Open mo-gr opened 7 years ago
Related or duplicate of #202
@mo-gr can you reproduce the problem on your stack? by setting the r106 to 100% and then r103 back to 1%?
@mo-gr it seems that the problem is the existence of the second LB for that stack.
https://github.com/zalando-stups/senza/blob/master/senza/traffic.py#L216
def get_stack_versions
function is catching 2 LBs and the results are becoming really crazy.
We need to find out what is the result of this function for your case with more then 1 LB.
Another question is how would the traffic be distributed in such a situation? Should we show all the possible endpoints? Can you provide some usecases for setting up another LB for the stack so that I can understand why it is needed?

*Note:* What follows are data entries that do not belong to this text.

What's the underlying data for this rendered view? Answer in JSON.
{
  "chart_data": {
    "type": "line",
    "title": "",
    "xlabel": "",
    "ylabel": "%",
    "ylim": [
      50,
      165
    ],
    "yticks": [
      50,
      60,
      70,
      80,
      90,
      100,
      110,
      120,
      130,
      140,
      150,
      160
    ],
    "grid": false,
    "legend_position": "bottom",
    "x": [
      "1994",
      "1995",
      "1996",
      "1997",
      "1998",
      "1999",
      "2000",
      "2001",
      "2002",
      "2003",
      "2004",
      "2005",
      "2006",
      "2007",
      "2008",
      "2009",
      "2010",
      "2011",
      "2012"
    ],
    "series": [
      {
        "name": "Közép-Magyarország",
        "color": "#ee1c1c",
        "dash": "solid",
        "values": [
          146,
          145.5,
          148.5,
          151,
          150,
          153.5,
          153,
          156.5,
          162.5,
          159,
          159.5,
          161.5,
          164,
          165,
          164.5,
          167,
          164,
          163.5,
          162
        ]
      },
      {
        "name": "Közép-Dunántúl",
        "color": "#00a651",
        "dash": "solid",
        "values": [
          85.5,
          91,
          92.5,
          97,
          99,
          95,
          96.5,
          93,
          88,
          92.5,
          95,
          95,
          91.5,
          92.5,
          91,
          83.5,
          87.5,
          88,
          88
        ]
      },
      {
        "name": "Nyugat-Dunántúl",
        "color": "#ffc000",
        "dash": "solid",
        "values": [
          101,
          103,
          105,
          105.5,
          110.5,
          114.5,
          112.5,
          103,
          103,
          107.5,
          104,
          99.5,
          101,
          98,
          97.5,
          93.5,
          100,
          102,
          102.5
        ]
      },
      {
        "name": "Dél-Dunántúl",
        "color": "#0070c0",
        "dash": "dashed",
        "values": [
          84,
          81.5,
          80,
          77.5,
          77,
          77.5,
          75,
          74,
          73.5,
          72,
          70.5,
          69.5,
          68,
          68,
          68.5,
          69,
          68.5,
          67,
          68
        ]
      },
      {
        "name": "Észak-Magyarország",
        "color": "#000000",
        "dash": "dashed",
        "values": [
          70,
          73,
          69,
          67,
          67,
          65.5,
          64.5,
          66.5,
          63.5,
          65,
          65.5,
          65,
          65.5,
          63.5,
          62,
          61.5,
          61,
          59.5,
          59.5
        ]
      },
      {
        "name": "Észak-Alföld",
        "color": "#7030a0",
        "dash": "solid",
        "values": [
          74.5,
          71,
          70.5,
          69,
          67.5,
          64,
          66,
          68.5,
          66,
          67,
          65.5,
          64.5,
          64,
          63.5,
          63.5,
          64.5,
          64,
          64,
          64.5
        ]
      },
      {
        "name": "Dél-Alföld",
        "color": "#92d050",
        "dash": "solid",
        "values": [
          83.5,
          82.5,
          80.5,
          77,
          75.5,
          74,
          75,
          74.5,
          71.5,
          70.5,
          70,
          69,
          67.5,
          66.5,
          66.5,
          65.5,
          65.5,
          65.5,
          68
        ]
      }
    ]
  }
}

@valgog to answer your first question: yes, it is reproducible with the same behaviour.
The second LB was/is part of some debugging. We don't really need it.
But still, I would prefer senza traffic to fail politely in such s situation than go totally bananas on the routes :)
@valgog @mo-gr the second ELB should not be a problem, i.e. multiple domains or LBs should be handled by Senza individually and traffic switching should be done the same for each domain or LB.
We have another use case for this in Plan B where we deploy different LBs with different SSL certs. I would simply expect Senza to do the same operations on both LBs.
The following behaviour is very surprising:
Expected behaviour: remove 1% from skipper-r106 and add 1% to skipper-r103.
Actual behaviour: Weird juggling of traffic: adding 1.5% to r103, removing over 50% of traffic from the live stack while adding 24% back and putting some traffic to a completely different version potentially causing havoc, terror and sadness to our applications.